How do flipped classrooms work?
So, how does it work? At the most basic, flipping the classroom means students watch video lectures to learn new concepts, and then reinforce those concepts through practical work and revision – homework – in class. But it can be much more and involve virtual learning environments, rich technological engagement, and increased peer collaboration. Flipping teaching like this is a well-tried concept in areas such as English, where reading is done outside of school and discussion in class. But what place does the flipped classroom have in STEM education?
In Australia, some of the universities flipping STEM classrooms include Engineering, Medical Science, Vet Science and general Science at UQ; and Maths & Stats and Electrical Engineering at UNSW Australia. The benefits include time for reflection, checking and clearing up misconceptions, teaching students to take responsibility for their own learning, and assistance for students with English as a second language or with accessibility issues. Challenges include confusion and a lack of preparedness among students and time and expertise for the educators to create resources.
Many teachers who have flipped their classes have noted that preparing students for change is key. “First and foremost, assume resistance and disorientation,” writes Jennifer Ebbeler, an associate professor of classics at the University of Texas at Austin, who flipped her Introduction to Ancient Rome course. Ebbeler went on to note that her course was a “pretty clear success” and that her students’ grades improved.
The second challenge, a lack of resources, is an area of particular passion for me. I create interactive learning tools for students in STEM, which have included MOOC-style course content in engineering for first-year university students; a virtual ‘visit’ to a nuclear reactor matched with physics content aimed at Stage 5 and 6 students; and a driver safety resource for teens linked to the Australian Curriculum: Science.
Flipped classrooms would enable tools like these to become a natural part of the learning process in class, as they are already developed to allow students to learn at their own pace outside the classroom.

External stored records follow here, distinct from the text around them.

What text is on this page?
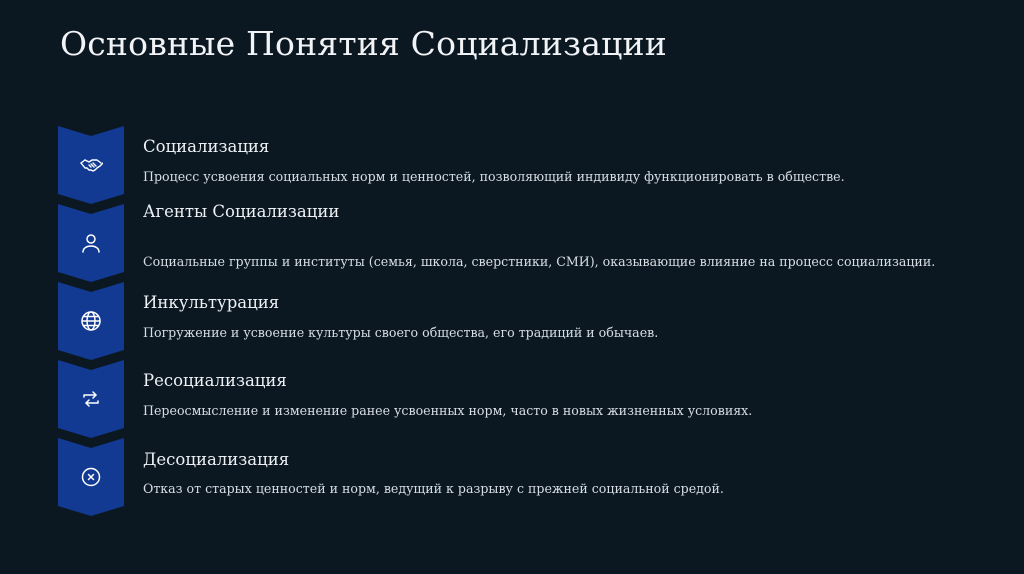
Основные Понятия Социализации
Социализация
Процесс усвоения социальных норм и ценностей, позволяющий индивиду функционировать в обществе.
Агенты Социализации
Социальные группы и институты (семья, школа, сверстники, СМИ), оказывающие влияние на процесс социализации.
Инкультурация
Погружение и усвоение культуры своего общества, его традиций и обычаев.
Ресоциализация
Переосмысление и изменение ранее усвоенных норм, часто в новых жизненных условиях.
Десоциализация
Отказ от старых ценностей и норм, ведущий к разрыву с прежней социальной средой.
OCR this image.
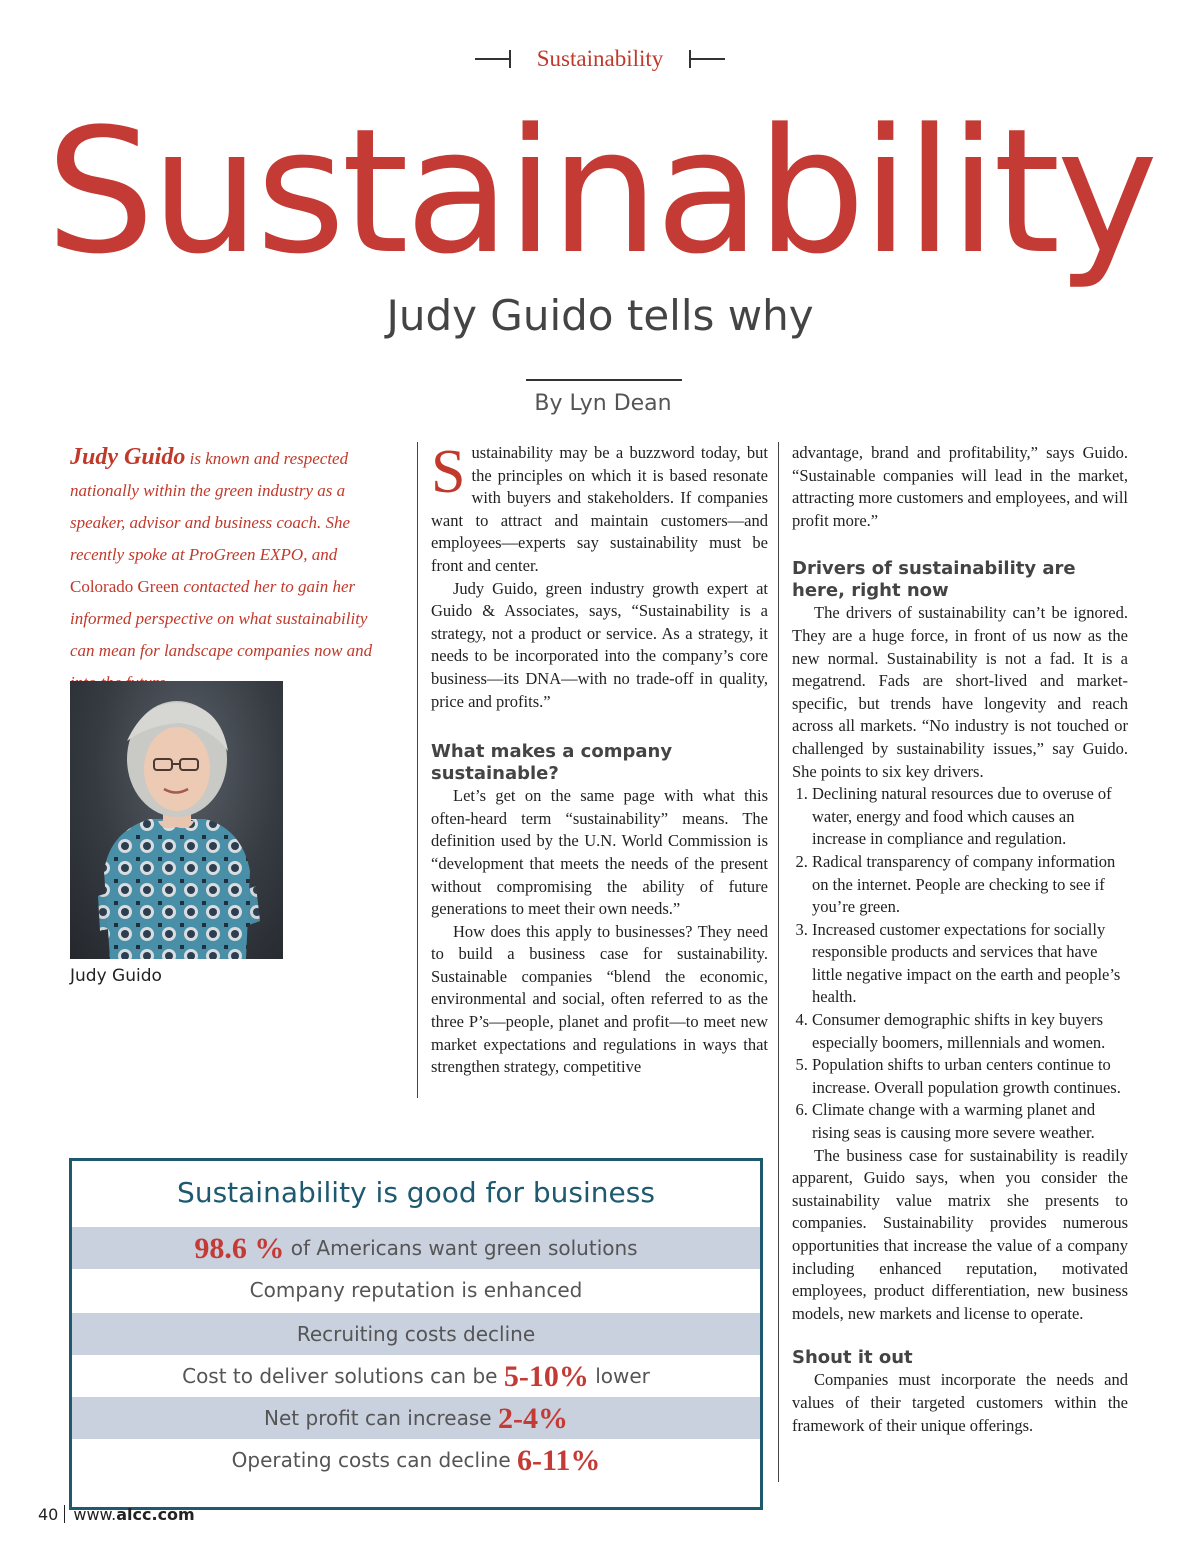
Sustainability
Sustainability
Judy Guido tells why
By Lyn Dean
Judy Guido is known and respected nationally within the green industry as a speaker, advisor and business coach. She recently spoke at ProGreen EXPO, and Colorado Green contacted her to gain her informed perspective on what sustainability can mean for landscape companies now and
Judy Guido

Sustainability may be a buzzword today, but the principles on which it is based resonate with buyers and stakeholders. If companies want to attract and maintain customers—and employees—experts say sustainability must be front and center.

Judy Guido, green industry growth expert at Guido & Associates, says, “Sustainability is a strategy, not a product or service. As a strategy, it needs to be incorporated into the company’s core business—its DNA—with no trade-off in quality, price and profits.”

What makes a company sustainable?

Let’s get on the same page with what this often-heard term “sustainability” means. The definition used by the U.N. World Commission is “development that meets the needs of the present without compromising the ability of future generations to meet their own needs.”

How does this apply to businesses? They need to build a business case for sustainability. Sustainable companies “blend the economic, environmental and social, often referred to as the three P’s—people, planet and profit—to meet new market expectations and regulations in ways that strengthen strategy, competitive

advantage, brand and profitability,” says Guido. “Sustainable companies will lead in the market, attracting more customers and employees, and will profit more.”

Drivers of sustainability are here, right now

The drivers of sustainability can’t be ignored. They are a huge force, in front of us now as the new normal. Sustainability is not a fad. It is a megatrend. Fads are short-lived and market-specific, but trends have longevity and reach across all markets. “No industry is not touched or challenged by sustainability issues,” say Guido. She points to six key drivers.

1. Declining natural resources due to overuse of water, energy and food which causes an increase in compliance and regulation.
2. Radical transparency of company information on the internet. People are checking to see if you’re green.
3. Increased customer expectations for socially responsible products and services that have little negative impact on the earth and people’s health.
4. Consumer demographic shifts in key buyers especially boomers, millennials and women.
5. Population shifts to urban centers continue to increase. Overall population growth continues.
6. Climate change with a warming planet and rising seas is causing more severe weather.

The business case for sustainability is readily apparent, Guido says, when you consider the sustainability value matrix she presents to companies. Sustainability provides numerous opportunities that increase the value of a company including enhanced reputation, motivated employees, product differentiation, new business models, new markets and license to operate.

Shout it out

Companies must incorporate the needs and values of their targeted customers within the framework of their unique offerings.

Sustainability is good for business
98.6 % of Americans want green solutions
Company reputation is enhanced
Recruiting costs decline
Cost to deliver solutions can be 5-10% lower
Net profit can increase 2-4%
Operating costs can decline 6-11%
40 www.alcc.com
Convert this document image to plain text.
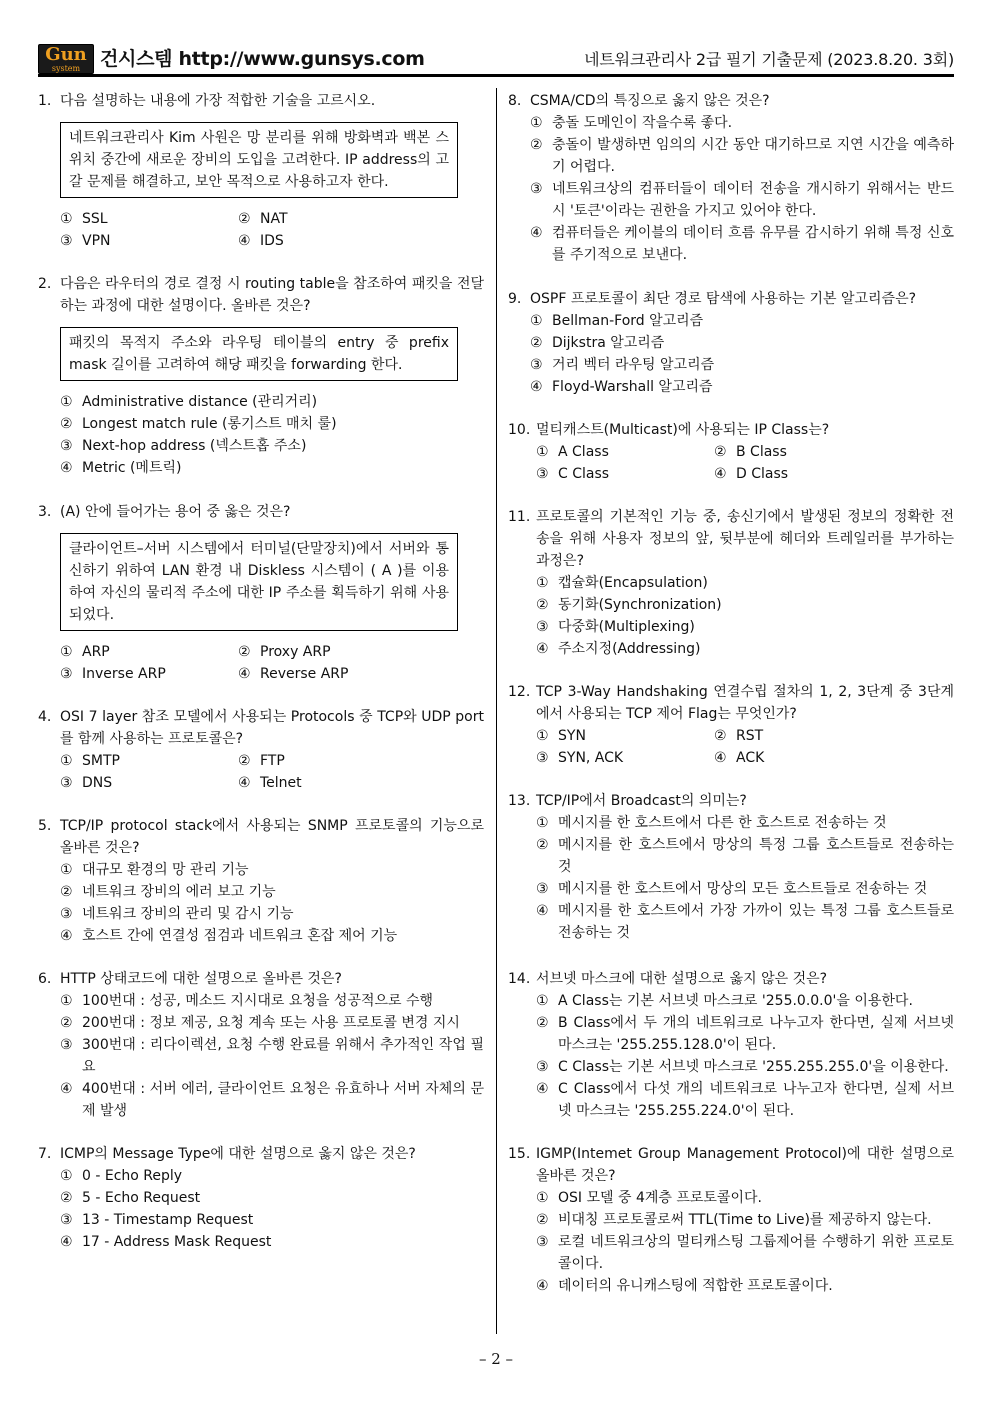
Gun
system	건시스템 http://www.gunsys.com	네트워크관리사 2급 필기 기출문제 (2023.8.20. 3회)
1. 다음 설명하는 내용에 가장 적합한 기술을 고르시오.
네트워크관리사 Kim 사원은 망 분리를 위해 방화벽과 백본 스위치 중간에 새로운 장비의 도입을 고려한다. IP address의 고갈 문제를 해결하고, 보안 목적으로 사용하고자 한다.
① SSL	② NAT
③ VPN	④ IDS
2. 다음은 라우터의 경로 결정 시 routing table을 참조하여 패킷을 전달하는 과정에 대한 설명이다. 올바른 것은?
패킷의 목적지 주소와 라우팅 테이블의 entry 중 prefix mask 길이를 고려하여 해당 패킷을 forwarding 한다.
① Administrative distance (관리거리)
② Longest match rule (롱기스트 매치 룰)
③ Next-hop address (넥스트홉 주소)
④ Metric (메트릭)
3. (A) 안에 들어가는 용어 중 옳은 것은?
클라이언트–서버 시스템에서 터미널(단말장치)에서 서버와 통신하기 위하여 LAN 환경 내 Diskless 시스템이 ( A )를 이용하여 자신의 물리적 주소에 대한 IP 주소를 획득하기 위해 사용되었다.
① ARP	② Proxy ARP
③ Inverse ARP	④ Reverse ARP
4. OSI 7 layer 참조 모델에서 사용되는 Protocols 중 TCP와 UDP port를 함께 사용하는 프로토콜은?
① SMTP	② FTP
③ DNS	④ Telnet
5. TCP/IP protocol stack에서 사용되는 SNMP 프로토콜의 기능으로 올바른 것은?
① 대규모 환경의 망 관리 기능
② 네트워크 장비의 에러 보고 기능
③ 네트워크 장비의 관리 및 감시 기능
④ 호스트 간에 연결성 점검과 네트워크 혼잡 제어 기능
6. HTTP 상태코드에 대한 설명으로 올바른 것은?
① 100번대 : 성공, 메소드 지시대로 요청을 성공적으로 수행
② 200번대 : 정보 제공, 요청 계속 또는 사용 프로토콜 변경 지시
③ 300번대 : 리다이렉션, 요청 수행 완료를 위해서 추가적인 작업 필요
④ 400번대 : 서버 에러, 클라이언트 요청은 유효하나 서버 자체의 문제 발생
7. ICMP의 Message Type에 대한 설명으로 옳지 않은 것은?
① 0 - Echo Reply
② 5 - Echo Request
③ 13 - Timestamp Request
④ 17 - Address Mask Request
8. CSMA/CD의 특징으로 옳지 않은 것은?
① 충돌 도메인이 작을수록 좋다.
② 충돌이 발생하면 임의의 시간 동안 대기하므로 지연 시간을 예측하기 어렵다.
③ 네트워크상의 컴퓨터들이 데이터 전송을 개시하기 위해서는 반드시 '토큰'이라는 권한을 가지고 있어야 한다.
④ 컴퓨터들은 케이블의 데이터 흐름 유무를 감시하기 위해 특정 신호를 주기적으로 보낸다.
9. OSPF 프로토콜이 최단 경로 탐색에 사용하는 기본 알고리즘은?
① Bellman-Ford 알고리즘
② Dijkstra 알고리즘
③ 거리 벡터 라우팅 알고리즘
④ Floyd-Warshall 알고리즘
10. 멀티캐스트(Multicast)에 사용되는 IP Class는?
① A Class	② B Class
③ C Class	④ D Class
11. 프로토콜의 기본적인 기능 중, 송신기에서 발생된 정보의 정확한 전송을 위해 사용자 정보의 앞, 뒷부분에 헤더와 트레일러를 부가하는 과정은?
① 캡슐화(Encapsulation)
② 동기화(Synchronization)
③ 다중화(Multiplexing)
④ 주소지정(Addressing)
12. TCP 3-Way Handshaking 연결수립 절차의 1, 2, 3단계 중 3단계에서 사용되는 TCP 제어 Flag는 무엇인가?
① SYN	② RST
③ SYN, ACK	④ ACK
13. TCP/IP에서 Broadcast의 의미는?
① 메시지를 한 호스트에서 다른 한 호스트로 전송하는 것
② 메시지를 한 호스트에서 망상의 특정 그룹 호스트들로 전송하는 것
③ 메시지를 한 호스트에서 망상의 모든 호스트들로 전송하는 것
④ 메시지를 한 호스트에서 가장 가까이 있는 특정 그룹 호스트들로 전송하는 것
14. 서브넷 마스크에 대한 설명으로 옳지 않은 것은?
① A Class는 기본 서브넷 마스크로 '255.0.0.0'을 이용한다.
② B Class에서 두 개의 네트워크로 나누고자 한다면, 실제 서브넷 마스크는 '255.255.128.0'이 된다.
③ C Class는 기본 서브넷 마스크로 '255.255.255.0'을 이용한다.
④ C Class에서 다섯 개의 네트워크로 나누고자 한다면, 실제 서브넷 마스크는 '255.255.224.0'이 된다.
15. IGMP(Intemet Group Management Protocol)에 대한 설명으로 올바른 것은?
① OSI 모델 중 4계층 프로토콜이다.
② 비대칭 프로토콜로써 TTL(Time to Live)를 제공하지 않는다.
③ 로컬 네트워크상의 멀티캐스팅 그룹제어를 수행하기 위한 프로토콜이다.
④ 데이터의 유니캐스팅에 적합한 프로토콜이다.
– 2 –
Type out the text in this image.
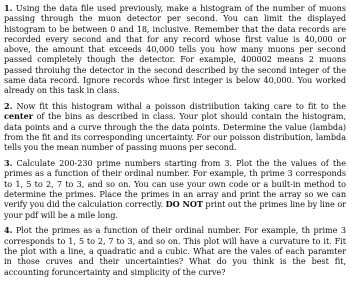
1. Using the data file used previously, make a histogram of the number of muons passing through the muon detector per second. You can limit the displayed histogram to be between 0 and 18, inclusive. Remember that the data records are recorded every second and that for any record whose first value is 40,000 or above, the amount that exceeds 40,000 tells you how many muons per second passed completely though the detector. For example, 400002 means 2 muons passed throiuhg the detector in the second described by the second integer of the same data record. Ignore records whoe first integer is below 40,000. You worked already on this task in class.

2. Now fit this histogram withal a poisson distriibution taking care to fit to the center of the bins as described in class. Your plot should contain the histogram, data points and a curve through the the data points. Determine the value (lambda) from the fit and its corresponding uncertainty. For our poisson distribution, lambda tells you the mean number of passing muons per second.

3. Calculate 200-230 prime numbers starting from 3. Plot the the values of the primes as a function of their ordinal number. For example, th prime 3 corresponds to 1, 5 to 2, 7 to 3, and so on. You can use your own code or a built-in method to determine the primes. Place the primes in an array and print the array so we can verify you did the calculation correctly. DO NOT print out the primes line by line or your pdf will be a mile long.

4. Plot the primes as a function of their ordinal number. For example, th prime 3 corresponds to 1, 5 to 2, 7 to 3, and so on. This plot will have a curvature to it. Fit the plot with a line, a quadratic and a cubic. What are the vales of each paramter in those cruves and their uncertainties? What do you think is the best fit, accounting foruncertainty and simplicity of the curve?
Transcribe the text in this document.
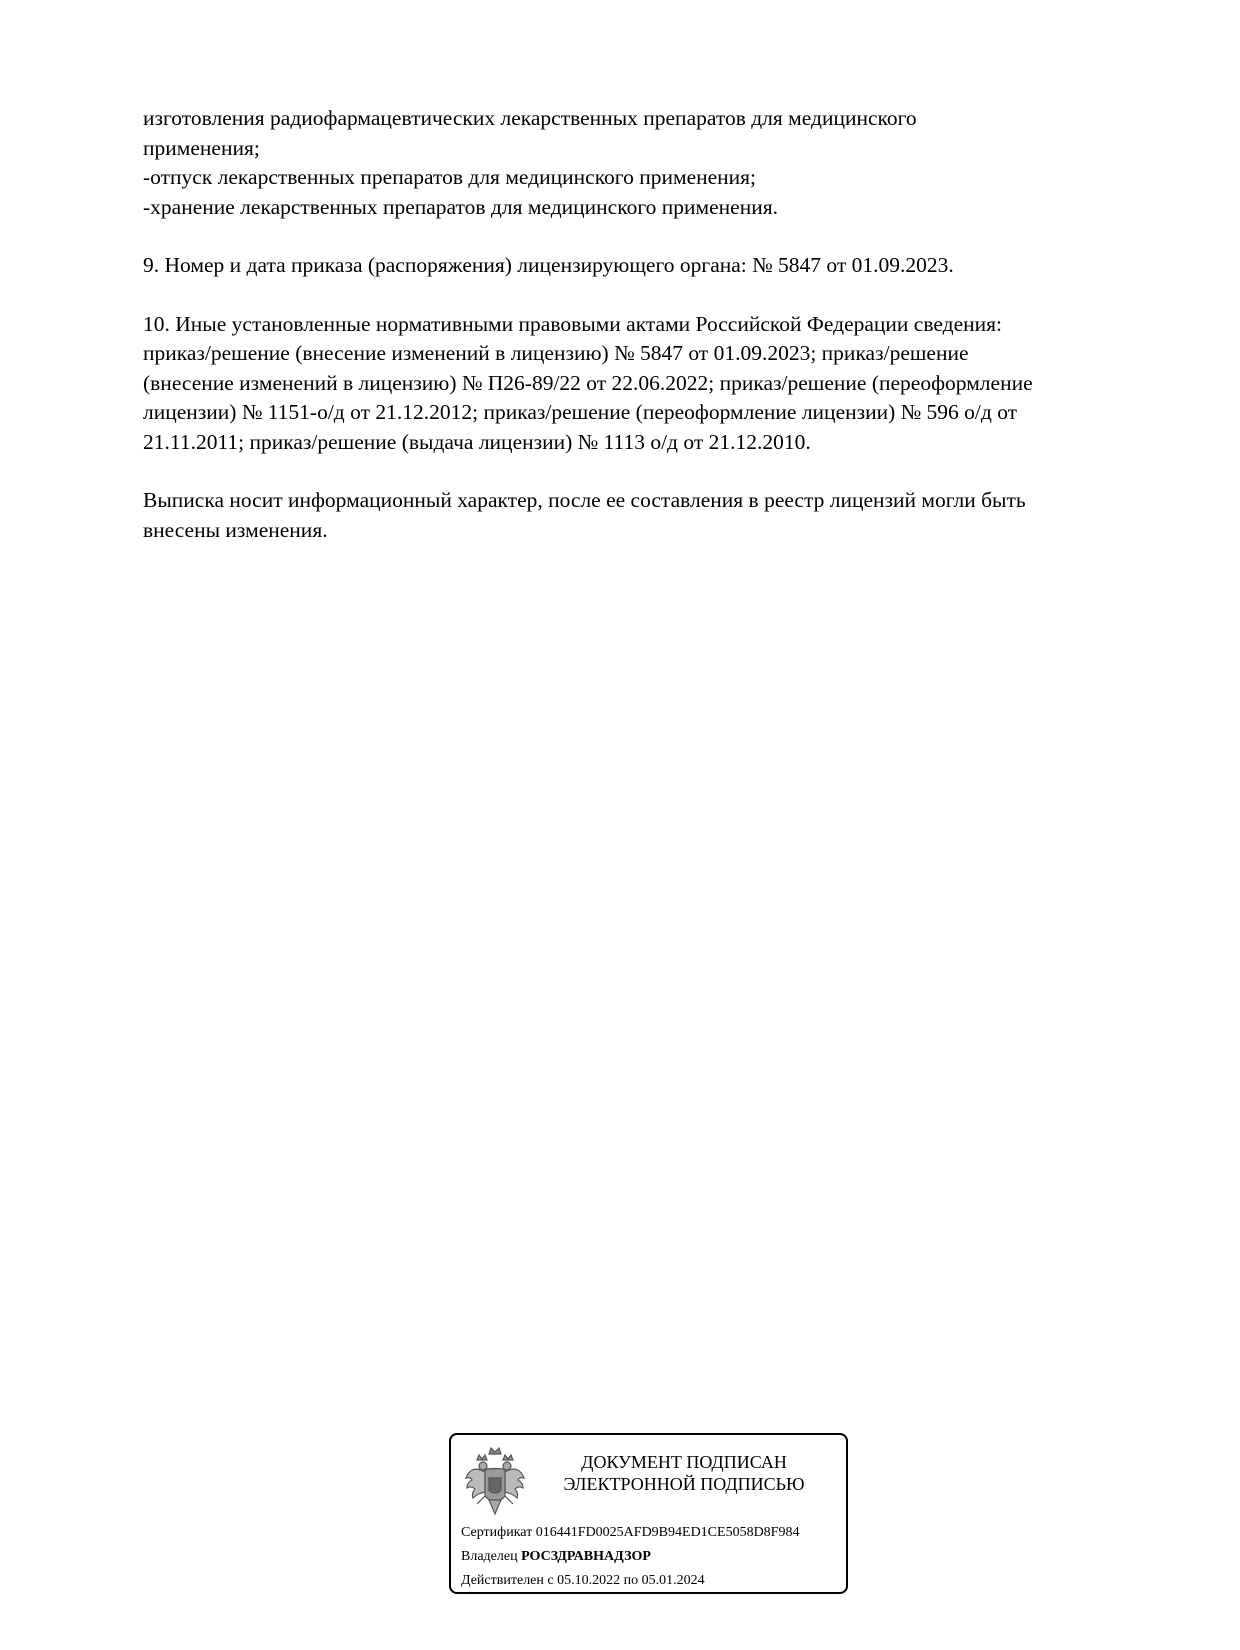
изготовления радиофармацевтических лекарственных препаратов для медицинского
применения;
-отпуск лекарственных препаратов для медицинского применения;
-хранение лекарственных препаратов для медицинского применения.

9. Номер и дата приказа (распоряжения) лицензирующего органа: № 5847 от 01.09.2023.

10. Иные установленные нормативными правовыми актами Российской Федерации сведения:
приказ/решение (внесение изменений в лицензию) № 5847 от 01.09.2023; приказ/решение
(внесение изменений в лицензию) № П26-89/22 от 22.06.2022; приказ/решение (переоформление
лицензии) № 1151-о/д от 21.12.2012; приказ/решение (переоформление лицензии) № 596 о/д от
21.11.2011; приказ/решение (выдача лицензии) № 1113 о/д от 21.12.2010.

Выписка носит информационный характер, после ее составления в реестр лицензий могли быть
внесены изменения.

ДОКУМЕНТ ПОДПИСАН
ЭЛЕКТРОННОЙ ПОДПИСЬЮ
Сертификат 016441FD0025AFD9B94ED1CE5058D8F984
Владелец РОСЗДРАВНАДЗОР
Действителен с 05.10.2022 по 05.01.2024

Teachers can then build on the concepts in classroom time to check where and why students are having issues with their learning, and what’s working best.
There’s no doubt that science, technology, engineering and maths – STEM – benefits society. Just as STEM has revolutionized society, technology, new learning strategies and philosophy can and should revolutionise the way we teach STEM.
The ability to learn independently in rapidly changing fields is crucial in a society where career pathways are in rapid transition. Students today need to equip themselves with skills for careers that don’t yet exist. A report by global company PwC Australia estimates around 44% of current Australian jobs are at risk from being made obsolete by technological advances over the next 20 years.
We need to equip students with the skills and problem-solving abilities to help them to understand issues that don’t exist yet, and to work with technology that hasn’t been invented. So that tomorrow, they will be the ones transforming the way the next generation learn, work and play.
Can the flipped class help achieve this? I think it’s an exciting step in the right direction.